What are Degrees of Freedom?
Degrees of Freedom describes the number of independent ways a dynamic system can move without impeding any of the constraints placed upon it. Put simply, it is the number of values in a function that are free to vary. Often, Degrees of Freedom are defined as one less that the value of the sample size, as defined by (DF = N-1).
Degrees of Freedom for Multiple Samples
Sometimes it is useful to calculate the Degrees of Freedom of multiple sample sets. For example, to find the Degrees of Freedom for two samples one needs to account for both samples in the formula. Therefore, the formula for Degrees of Freedom of two samples is defined as DF = (N1 + N2) - 2.
Degrees of Freedom as displayed in a T-Distribution table
Source
Degrees of Freedom and ANOVA
ANOVA tests compare multiple means to each other, rather than a single data set. Naturally, this produces multiple means, one for each set. There are actually two Degrees of Freedom in ANOVA, marked DF1 and DF2. For a two-group ANOVA, the Degrees of Freedom are defined by the formula (DF1 = N-1). However, for a three or more group ANOVA, the Degrees of Freedom product is the total number of observations in all cells, minus the degrees of freedom lost because all of the means are fixed. This concept is represented as (DF2 = N-K) where K is the number of cell means.
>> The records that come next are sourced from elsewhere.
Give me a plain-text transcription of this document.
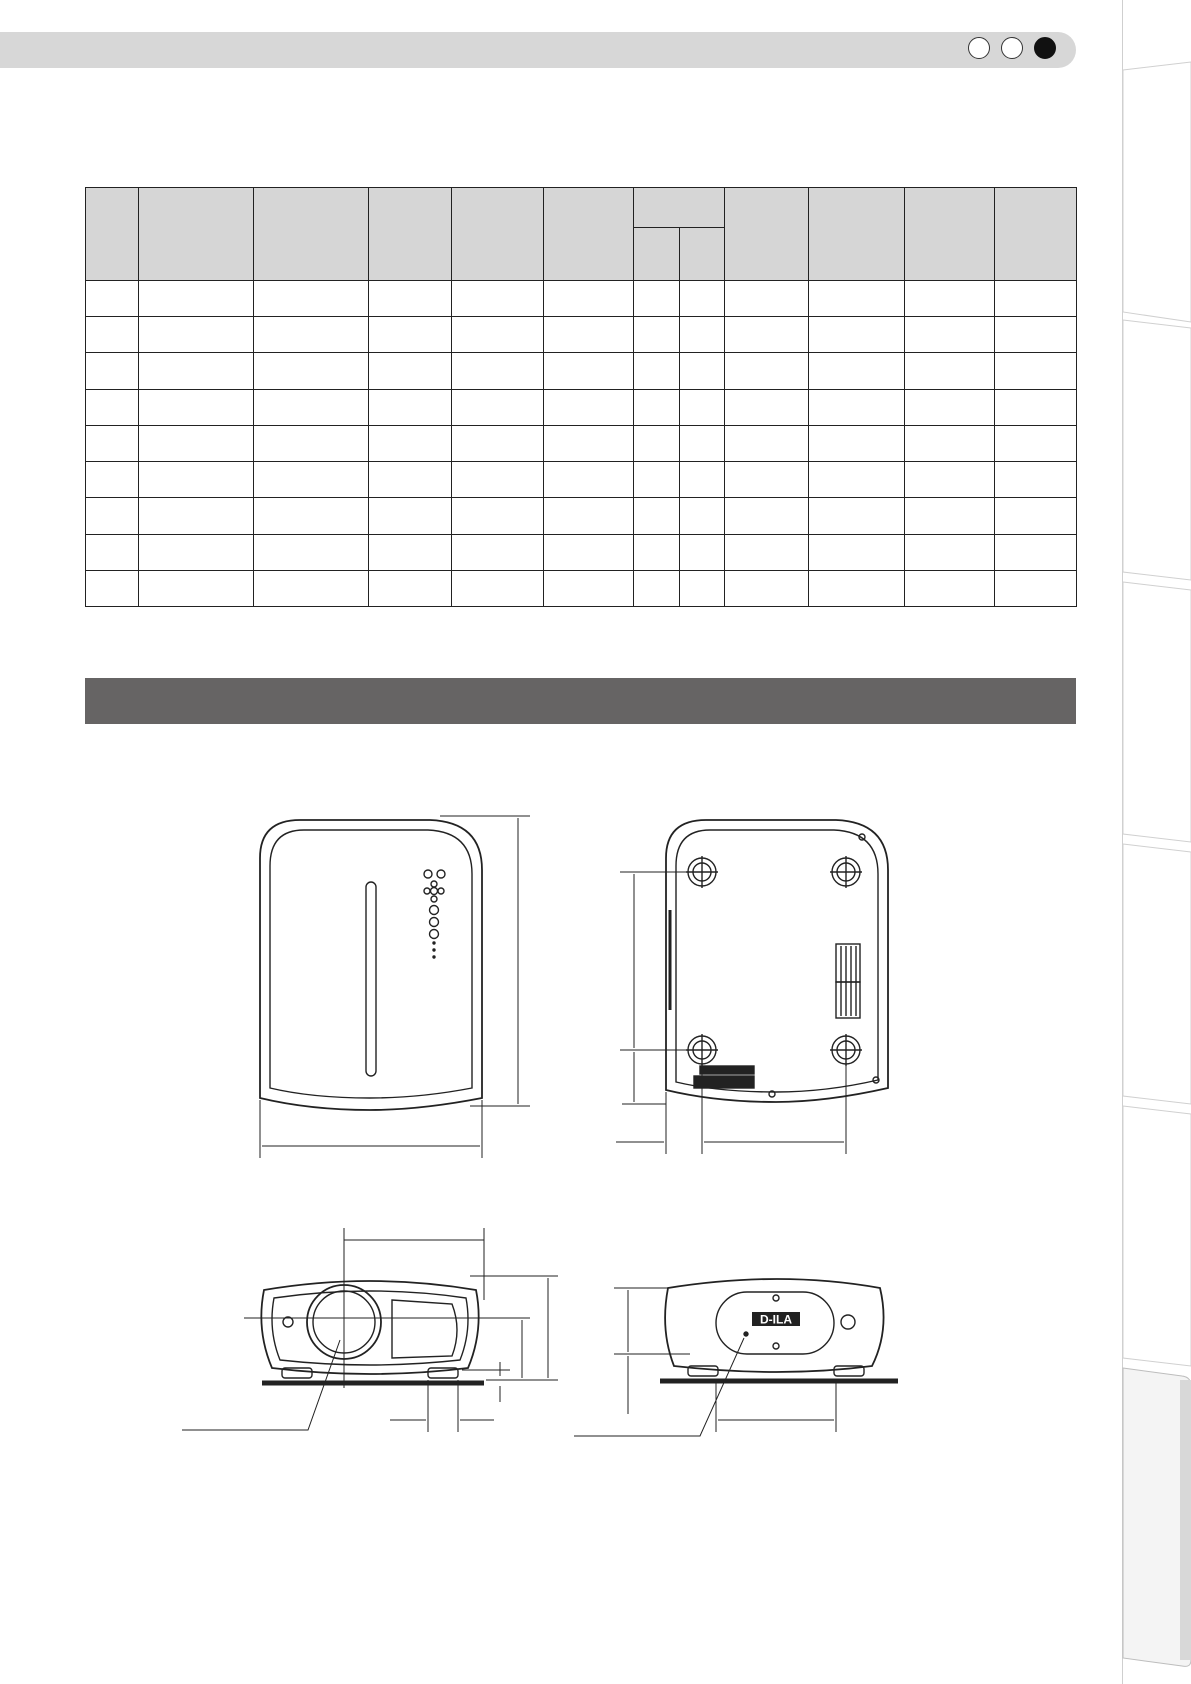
D-ILA
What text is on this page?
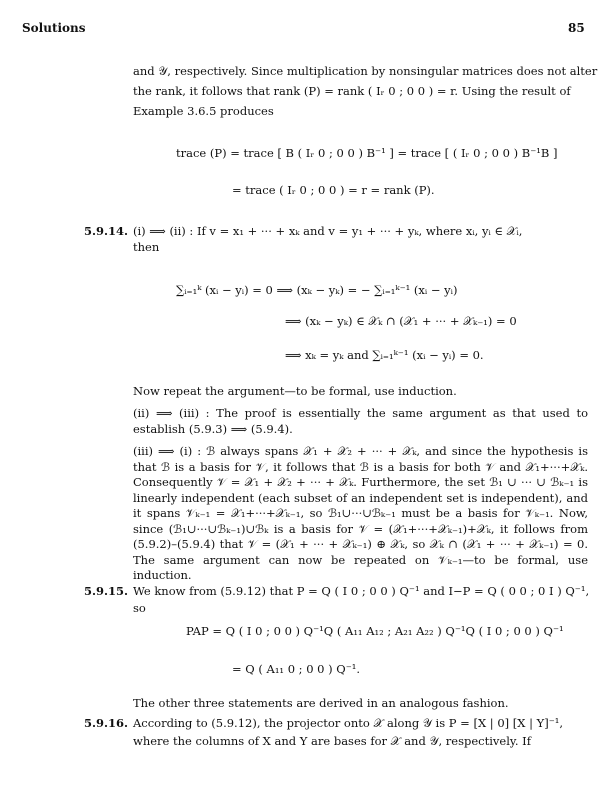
Solutions	85
and 𝒴, respectively. Since multiplication by nonsingular matrices does not alter
the rank, it follows that rank (P) = rank ( Iᵣ 0 ; 0 0 ) = r. Using the result of
Example 3.6.5 produces
trace (P) = trace [ B ( Iᵣ 0 ; 0 0 ) B⁻¹ ] = trace [ ( Iᵣ 0 ; 0 0 ) B⁻¹B ]
= trace ( Iᵣ 0 ; 0 0 ) = r = rank (P).
5.9.14. (i) ⟹ (ii) : If v = x₁ + ··· + xₖ and v = y₁ + ··· + yₖ, where xᵢ, yᵢ ∈ 𝒳ᵢ,
then
∑ᵢ₌₁ᵏ (xᵢ − yᵢ) = 0 ⟹ (xₖ − yₖ) = − ∑ᵢ₌₁ᵏ⁻¹ (xᵢ − yᵢ)
⟹ (xₖ − yₖ) ∈ 𝒳ₖ ∩ (𝒳₁ + ··· + 𝒳ₖ₋₁) = 0
⟹ xₖ = yₖ and ∑ᵢ₌₁ᵏ⁻¹ (xᵢ − yᵢ) = 0.
Now repeat the argument—to be formal, use induction.
(ii) ⟹ (iii) : The proof is essentially the same argument as that used to establish (5.9.3) ⟹ (5.9.4).
(iii) ⟹ (i) : ℬ always spans 𝒳₁ + 𝒳₂ + ··· + 𝒳ₖ, and since the hypothesis is that ℬ is a basis for 𝒱, it follows that ℬ is a basis for both 𝒱 and 𝒳₁+···+𝒳ₖ. Consequently 𝒱 = 𝒳₁ + 𝒳₂ + ··· + 𝒳ₖ. Furthermore, the set ℬ₁ ∪ ··· ∪ ℬₖ₋₁ is linearly independent (each subset of an independent set is independent), and it spans 𝒱ₖ₋₁ = 𝒳₁+···+𝒳ₖ₋₁, so ℬ₁∪···∪ℬₖ₋₁ must be a basis for 𝒱ₖ₋₁. Now, since (ℬ₁∪···∪ℬₖ₋₁)∪ℬₖ is a basis for 𝒱 = (𝒳₁+···+𝒳ₖ₋₁)+𝒳ₖ, it follows from (5.9.2)–(5.9.4) that 𝒱 = (𝒳₁ + ··· + 𝒳ₖ₋₁) ⊕ 𝒳ₖ, so 𝒳ₖ ∩ (𝒳₁ + ··· + 𝒳ₖ₋₁) = 0. The same argument can now be repeated on 𝒱ₖ₋₁—to be formal, use induction.
5.9.15. We know from (5.9.12) that P = Q ( I 0 ; 0 0 ) Q⁻¹ and I−P = Q ( 0 0 ; 0 I ) Q⁻¹,
so
PAP = Q ( I 0 ; 0 0 ) Q⁻¹Q ( A₁₁ A₁₂ ; A₂₁ A₂₂ ) Q⁻¹Q ( I 0 ; 0 0 ) Q⁻¹
= Q ( A₁₁ 0 ; 0 0 ) Q⁻¹.
The other three statements are derived in an analogous fashion.
5.9.16. According to (5.9.12), the projector onto 𝒳 along 𝒴 is P = [X | 0] [X | Y]⁻¹,
where the columns of X and Y are bases for 𝒳 and 𝒴, respectively. If
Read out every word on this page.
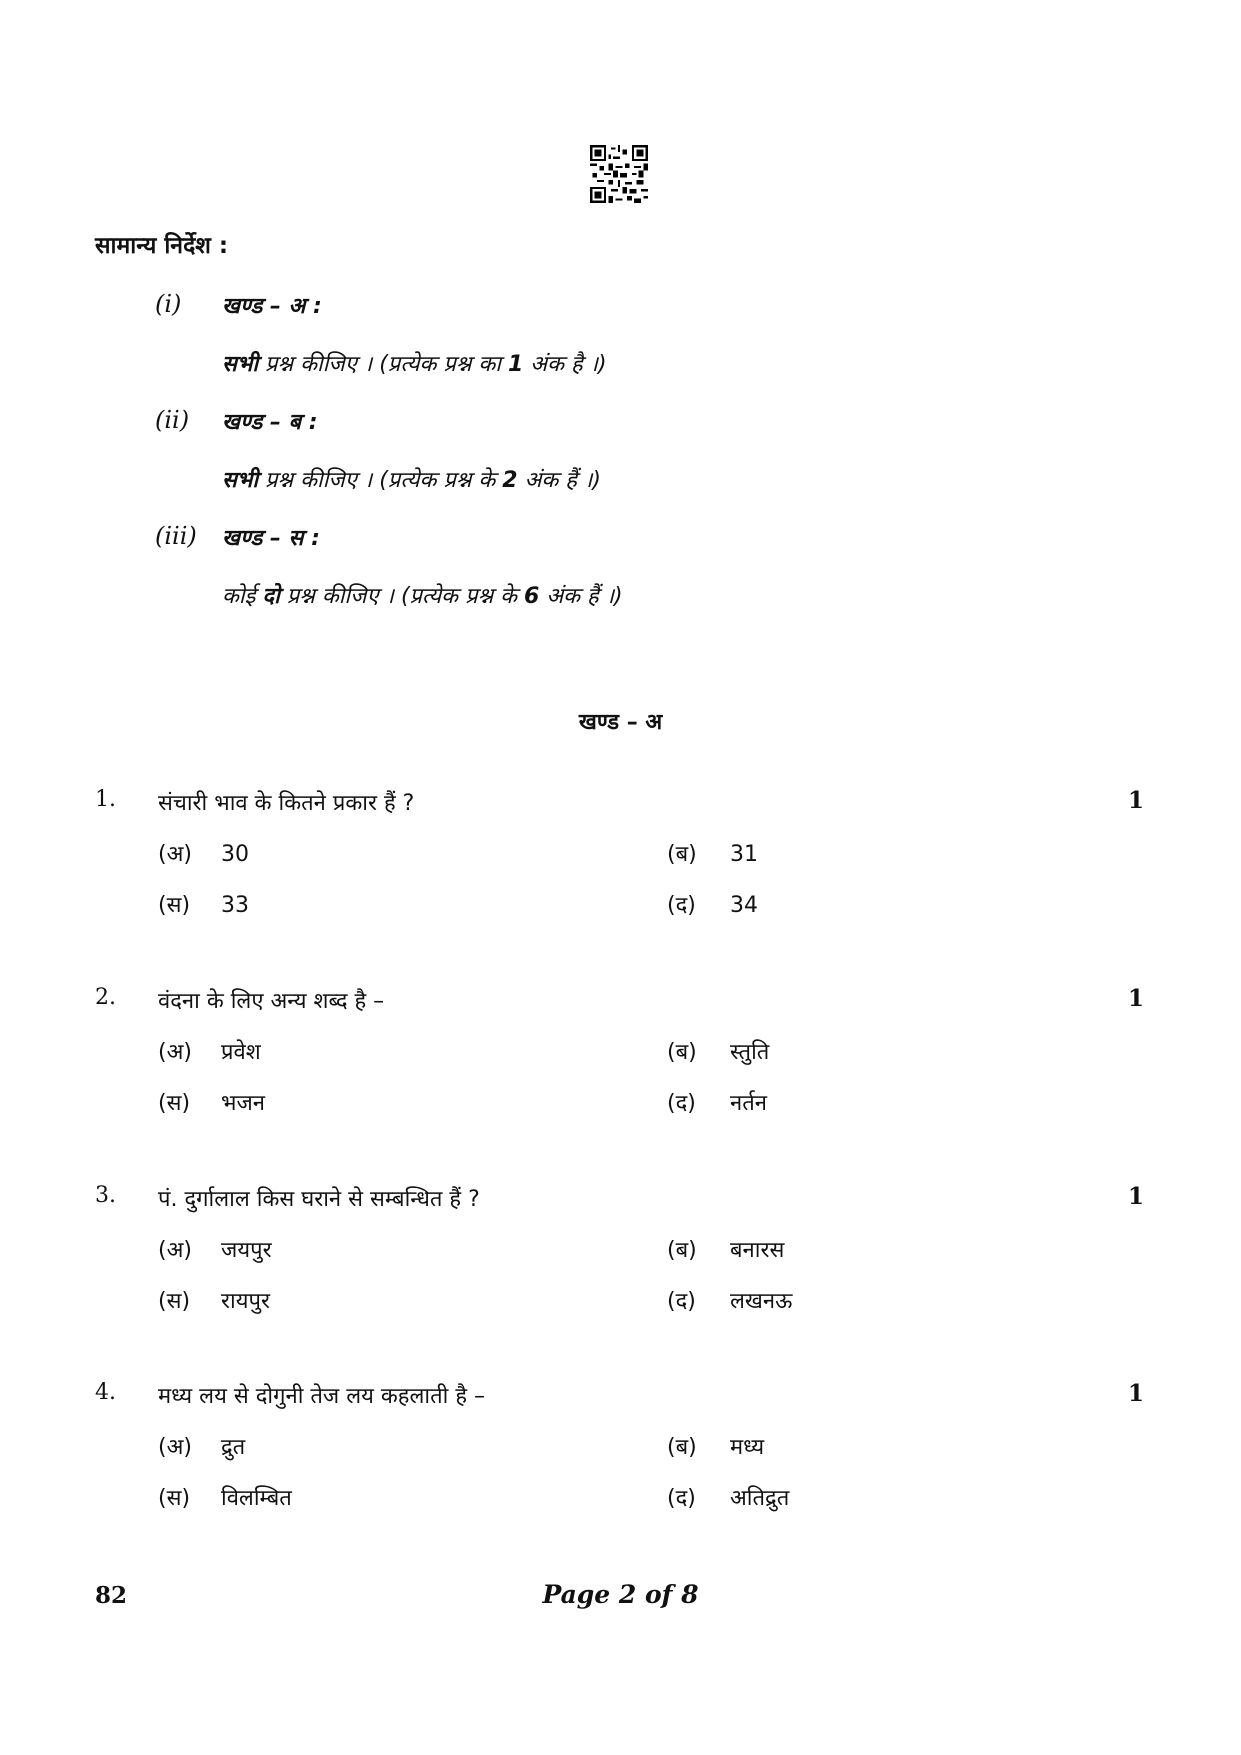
सामान्य निर्देश :
(i) खण्ड – अ :
सभी प्रश्न कीजिए । (प्रत्येक प्रश्न का 1 अंक है ।)
(ii) खण्ड – ब :
सभी प्रश्न कीजिए । (प्रत्येक प्रश्न के 2 अंक हैं ।)
(iii) खण्ड – स :
कोई दो प्रश्न कीजिए । (प्रत्येक प्रश्न के 6 अंक हैं ।)
खण्ड – अ
1. संचारी भाव के कितने प्रकार हैं ?	1
(अ) 30	(ब) 31
(स) 33	(द) 34
2. वंदना के लिए अन्य शब्द है –	1
(अ) प्रवेश	(ब) स्तुति
(स) भजन	(द) नर्तन
3. पं. दुर्गालाल किस घराने से सम्बन्धित हैं ?	1
(अ) जयपुर	(ब) बनारस
(स) रायपुर	(द) लखनऊ
4. मध्य लय से दोगुनी तेज लय कहलाती है –	1
(अ) द्रुत	(ब) मध्य
(स) विलम्बित	(द) अतिद्रुत
82	Page 2 of 8
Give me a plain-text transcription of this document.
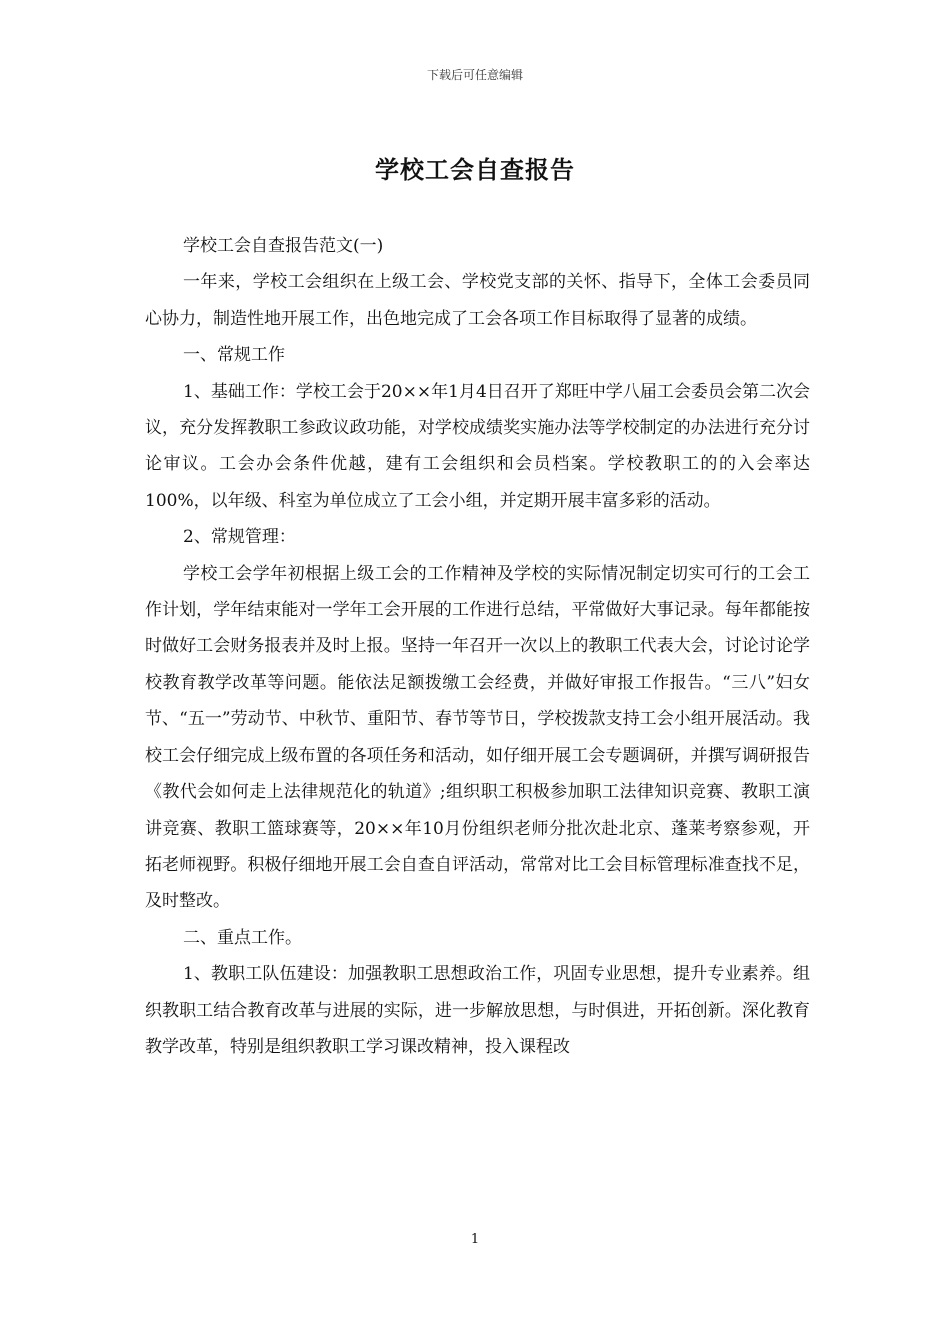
下载后可任意编辑
学校工会自查报告

学校工会自查报告范文(一)

一年来，学校工会组织在上级工会、学校党支部的关怀、指导下，全体工会委员同心协力，制造性地开展工作，出色地完成了工会各项工作目标取得了显著的成绩。

一、常规工作

1、基础工作：学校工会于20××年1月4日召开了郑旺中学八届工会委员会第二次会议，充分发挥教职工参政议政功能，对学校成绩奖实施办法等学校制定的办法进行充分讨论审议。工会办会条件优越，建有工会组织和会员档案。学校教职工的的入会率达100%，以年级、科室为单位成立了工会小组，并定期开展丰富多彩的活动。

2、常规管理：

学校工会学年初根据上级工会的工作精神及学校的实际情况制定切实可行的工会工作计划，学年结束能对一学年工会开展的工作进行总结，平常做好大事记录。每年都能按时做好工会财务报表并及时上报。坚持一年召开一次以上的教职工代表大会，讨论讨论学校教育教学改革等问题。能依法足额拨缴工会经费，并做好审报工作报告。“三八”妇女节、“五一”劳动节、中秋节、重阳节、春节等节日，学校拨款支持工会小组开展活动。我校工会仔细完成上级布置的各项任务和活动，如仔细开展工会专题调研，并撰写调研报告《教代会如何走上法律规范化的轨道》;组织职工积极参加职工法律知识竞赛、教职工演讲竞赛、教职工篮球赛等，20××年10月份组织老师分批次赴北京、蓬莱考察参观，开拓老师视野。积极仔细地开展工会自查自评活动，常常对比工会目标管理标准查找不足，及时整改。

二、重点工作。

1、教职工队伍建设：加强教职工思想政治工作，巩固专业思想，提升专业素养。组织教职工结合教育改革与进展的实际，进一步解放思想，与时俱进，开拓创新。深化教育教学改革，特别是组织教职工学习课改精神，投入课程改

1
Degrees of Freedom and Machine Learning
Neural networks use degrees of freedom to define the independent variables in a calculation. As a neural net is trained, its weights initially start out small and can become arbitrarily large. Accordingly, the number of degrees of freedom initially start out small and scale as well. As training progresses, the increase in the size of the class of functions that a neural net can approximate translates to an increase in the number of degrees of freedom.